CRISE INSTITUTIONNELLE TENTACULAIRE AU PÉROU

Le président Vizcarra annonce des réformes politico-judiciaires pour tenter de juguler les affaires de corruption qui touchent tous les pouvoirs.

source : humanité.fr

par Cathy Dos Santos

Président sur des charbons ardents, Martin Vizcarra joue son va-tout. De manière très solennelle, il a annoncé samedi une série de réformes judiciaires et politiques qu’il entend soumettre à référendum populaire, espérant ainsi atténuer la défiance d’une opinion publique très remontée contre les scandales de corruption qui éclaboussent toutes les institutions. Le chef de l’État a avancé la création d’un parquet anticorruption et des sanctions accrues contre les magistrats aux pratiques véreuses. Les Péruviens pourraient également être amenés à se prononcer sur la limitation du nombre des mandats des parlementaires et sur la mise en place d’un parlement bicaméral.
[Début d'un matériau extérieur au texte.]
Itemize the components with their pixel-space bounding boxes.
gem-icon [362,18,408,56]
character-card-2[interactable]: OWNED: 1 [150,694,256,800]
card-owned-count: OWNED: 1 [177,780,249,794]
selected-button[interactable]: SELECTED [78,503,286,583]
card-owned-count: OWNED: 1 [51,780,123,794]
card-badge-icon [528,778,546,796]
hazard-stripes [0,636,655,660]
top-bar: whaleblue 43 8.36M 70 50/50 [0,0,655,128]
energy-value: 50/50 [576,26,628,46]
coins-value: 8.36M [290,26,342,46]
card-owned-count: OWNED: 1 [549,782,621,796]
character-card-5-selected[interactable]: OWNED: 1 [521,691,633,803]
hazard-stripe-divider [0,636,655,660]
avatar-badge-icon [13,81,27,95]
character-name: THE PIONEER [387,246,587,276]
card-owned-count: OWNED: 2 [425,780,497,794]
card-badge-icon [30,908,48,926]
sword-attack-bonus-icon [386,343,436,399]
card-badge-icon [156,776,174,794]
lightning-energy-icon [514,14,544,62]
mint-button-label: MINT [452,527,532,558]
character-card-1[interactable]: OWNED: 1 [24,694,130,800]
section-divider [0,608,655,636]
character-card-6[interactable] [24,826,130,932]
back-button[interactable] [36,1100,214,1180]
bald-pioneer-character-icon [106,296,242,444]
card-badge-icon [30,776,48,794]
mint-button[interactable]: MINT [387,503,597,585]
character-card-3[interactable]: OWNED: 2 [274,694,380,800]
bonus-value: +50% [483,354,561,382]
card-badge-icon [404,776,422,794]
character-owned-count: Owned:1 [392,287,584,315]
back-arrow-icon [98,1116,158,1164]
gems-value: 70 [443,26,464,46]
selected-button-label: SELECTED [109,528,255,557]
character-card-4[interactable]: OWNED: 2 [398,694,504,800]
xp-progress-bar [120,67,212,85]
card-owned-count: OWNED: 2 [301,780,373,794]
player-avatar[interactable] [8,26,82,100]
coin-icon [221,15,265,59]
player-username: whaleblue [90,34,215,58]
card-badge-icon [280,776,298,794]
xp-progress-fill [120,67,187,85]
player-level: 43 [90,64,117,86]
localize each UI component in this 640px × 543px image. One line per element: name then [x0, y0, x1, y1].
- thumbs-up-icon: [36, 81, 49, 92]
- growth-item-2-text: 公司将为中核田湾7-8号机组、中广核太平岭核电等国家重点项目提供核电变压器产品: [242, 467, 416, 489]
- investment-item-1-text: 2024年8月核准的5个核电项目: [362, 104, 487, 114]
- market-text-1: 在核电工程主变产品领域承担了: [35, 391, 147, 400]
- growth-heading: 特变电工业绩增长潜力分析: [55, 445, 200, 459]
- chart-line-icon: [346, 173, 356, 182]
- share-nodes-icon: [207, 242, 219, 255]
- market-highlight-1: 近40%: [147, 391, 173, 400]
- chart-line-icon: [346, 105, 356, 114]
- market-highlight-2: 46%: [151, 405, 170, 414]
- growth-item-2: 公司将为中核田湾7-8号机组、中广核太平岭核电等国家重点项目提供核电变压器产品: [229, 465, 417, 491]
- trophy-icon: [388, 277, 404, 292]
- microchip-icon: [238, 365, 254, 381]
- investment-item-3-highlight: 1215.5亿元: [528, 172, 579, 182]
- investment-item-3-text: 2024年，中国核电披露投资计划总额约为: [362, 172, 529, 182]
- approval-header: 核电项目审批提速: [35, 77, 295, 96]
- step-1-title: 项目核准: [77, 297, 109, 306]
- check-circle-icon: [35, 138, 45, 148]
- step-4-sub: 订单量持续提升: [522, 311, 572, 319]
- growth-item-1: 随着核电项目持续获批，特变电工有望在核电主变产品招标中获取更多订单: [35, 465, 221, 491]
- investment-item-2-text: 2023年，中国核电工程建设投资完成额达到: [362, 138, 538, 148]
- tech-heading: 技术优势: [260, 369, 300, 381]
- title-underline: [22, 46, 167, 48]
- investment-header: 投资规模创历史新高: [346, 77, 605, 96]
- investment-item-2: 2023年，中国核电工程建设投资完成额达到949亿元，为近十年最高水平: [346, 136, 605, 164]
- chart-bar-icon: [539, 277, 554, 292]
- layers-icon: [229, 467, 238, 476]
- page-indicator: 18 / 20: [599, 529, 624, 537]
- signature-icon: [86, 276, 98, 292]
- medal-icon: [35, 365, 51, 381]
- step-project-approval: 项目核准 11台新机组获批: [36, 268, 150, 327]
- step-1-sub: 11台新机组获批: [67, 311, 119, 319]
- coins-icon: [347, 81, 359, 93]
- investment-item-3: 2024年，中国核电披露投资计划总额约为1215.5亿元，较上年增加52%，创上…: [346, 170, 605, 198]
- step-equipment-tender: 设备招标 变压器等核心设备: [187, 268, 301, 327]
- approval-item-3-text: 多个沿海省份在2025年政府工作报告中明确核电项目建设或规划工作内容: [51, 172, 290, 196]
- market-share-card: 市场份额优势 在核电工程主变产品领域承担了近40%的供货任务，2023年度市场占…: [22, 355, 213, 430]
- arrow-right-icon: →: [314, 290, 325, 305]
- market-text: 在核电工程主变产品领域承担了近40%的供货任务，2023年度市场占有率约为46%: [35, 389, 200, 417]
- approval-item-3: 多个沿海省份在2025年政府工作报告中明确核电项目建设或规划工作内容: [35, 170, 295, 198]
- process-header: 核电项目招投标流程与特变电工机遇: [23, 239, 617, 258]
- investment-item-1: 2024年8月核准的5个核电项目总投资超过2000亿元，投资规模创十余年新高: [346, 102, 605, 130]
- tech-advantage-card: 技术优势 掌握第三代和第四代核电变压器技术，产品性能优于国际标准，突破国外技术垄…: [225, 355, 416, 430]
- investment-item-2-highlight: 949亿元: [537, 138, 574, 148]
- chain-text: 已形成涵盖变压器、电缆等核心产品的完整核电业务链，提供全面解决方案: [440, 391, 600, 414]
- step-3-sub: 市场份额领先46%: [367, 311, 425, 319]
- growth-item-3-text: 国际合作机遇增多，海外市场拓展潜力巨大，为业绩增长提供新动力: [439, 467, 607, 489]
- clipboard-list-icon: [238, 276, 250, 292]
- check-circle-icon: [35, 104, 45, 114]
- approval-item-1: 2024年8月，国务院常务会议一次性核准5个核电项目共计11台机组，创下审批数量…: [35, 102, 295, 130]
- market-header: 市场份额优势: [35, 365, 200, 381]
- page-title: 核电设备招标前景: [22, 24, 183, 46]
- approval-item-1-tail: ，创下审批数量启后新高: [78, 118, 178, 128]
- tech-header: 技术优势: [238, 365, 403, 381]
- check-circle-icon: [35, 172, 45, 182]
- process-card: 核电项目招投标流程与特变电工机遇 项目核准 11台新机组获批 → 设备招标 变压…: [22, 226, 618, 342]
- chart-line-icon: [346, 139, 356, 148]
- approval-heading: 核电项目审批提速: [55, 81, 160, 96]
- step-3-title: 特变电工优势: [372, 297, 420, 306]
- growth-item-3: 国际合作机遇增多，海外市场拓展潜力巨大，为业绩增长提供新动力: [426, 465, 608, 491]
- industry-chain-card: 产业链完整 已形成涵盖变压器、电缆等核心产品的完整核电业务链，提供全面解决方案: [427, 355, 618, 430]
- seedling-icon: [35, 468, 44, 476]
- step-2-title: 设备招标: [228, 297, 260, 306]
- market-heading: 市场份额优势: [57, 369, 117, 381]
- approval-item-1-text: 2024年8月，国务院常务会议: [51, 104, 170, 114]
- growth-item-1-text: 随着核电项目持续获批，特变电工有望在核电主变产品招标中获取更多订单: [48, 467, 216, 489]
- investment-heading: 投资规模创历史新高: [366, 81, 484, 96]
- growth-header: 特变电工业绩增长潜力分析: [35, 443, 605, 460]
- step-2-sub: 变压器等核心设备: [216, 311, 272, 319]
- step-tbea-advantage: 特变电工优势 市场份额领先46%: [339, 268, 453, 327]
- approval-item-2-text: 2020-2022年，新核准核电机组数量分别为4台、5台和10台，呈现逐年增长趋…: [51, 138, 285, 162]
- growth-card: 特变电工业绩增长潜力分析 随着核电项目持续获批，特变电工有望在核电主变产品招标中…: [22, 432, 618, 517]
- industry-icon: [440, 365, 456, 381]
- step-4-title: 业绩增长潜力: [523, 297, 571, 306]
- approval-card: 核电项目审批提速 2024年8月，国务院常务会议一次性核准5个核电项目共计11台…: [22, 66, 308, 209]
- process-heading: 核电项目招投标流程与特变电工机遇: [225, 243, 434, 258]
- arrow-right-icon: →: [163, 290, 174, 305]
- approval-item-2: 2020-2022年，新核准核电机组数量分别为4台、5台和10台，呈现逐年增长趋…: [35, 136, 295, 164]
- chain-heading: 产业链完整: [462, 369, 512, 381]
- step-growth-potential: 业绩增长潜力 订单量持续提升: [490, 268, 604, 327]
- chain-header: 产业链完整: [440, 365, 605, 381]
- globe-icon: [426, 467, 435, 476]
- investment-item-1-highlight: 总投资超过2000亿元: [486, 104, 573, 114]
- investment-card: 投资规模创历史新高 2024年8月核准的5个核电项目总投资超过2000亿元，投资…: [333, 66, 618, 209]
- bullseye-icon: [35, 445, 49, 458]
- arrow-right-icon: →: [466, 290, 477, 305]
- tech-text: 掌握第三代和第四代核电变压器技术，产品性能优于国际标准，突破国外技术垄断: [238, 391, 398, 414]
« Le système judiciaire s’est effondré et (…) ce problème ne date pas d’aujourd’hui, il est structurel, a-t-il déclaré. Comme président je fais tout, absolument tout ce qui est constitutionnellement possible. (…) Je n’ai pas assumé la présidence pour occuper seulement un siège. »

DÉMISSIONS EN SÉRIE

La situation est des plus critiques. Le pouvoir judiciaire se trouve en « état d’urgence » pour une durée de 90 jours depuis le 19 juillet, suite à la démission du président de la Cour suprême, Duberli Rodriguez. Ce geste était censé endiguer une grosse affaire de trafic d’influence révélée quelques semaines plus tôt par le site d’investigation IDL-­Reporteros, qui a posté des conversations téléphoniques dans lesquelles des magistrats discutaient, entre autres, d’éventuelles faveurs à accorder à des criminels en échange de pots-de-vin. Dès le 19 juillet, des milliers de Péruviens descendaient dans les rues de Lima aux cris de « Dégagez tous les corrompus » ou encore « Stop la corruption ! Notre honte nationale ».

Trois jours plus tard, c’est le président du Conseil national de la magistrature, chargé de nommer les juges et les procureurs, Orlando Velasquez, qui jetait l’éponge, suivi du ministre de la Justice, Salvador Heresi. Vendredi encore, de nouvelles manifestations ont eu lieu dans la capitale.

En réponse au discrédit qui touche le pouvoir législatif et exécutif, le président Vizcarra a également précisé que le financement privé des partis politiques ferait l’objet d’une refonte. Car la crise institutionnelle est tentaculaire. En mars, son prédécesseur, Pedro Pablo Kuczynski, a été acculé vers la sortie pour avoir dissimulé des relations douteuses avec la société brésilienne Odebrecht, au cœur d’un gigantesque scandale de corruption après avoir financé plusieurs campagnes de chefs d’État latino-américains.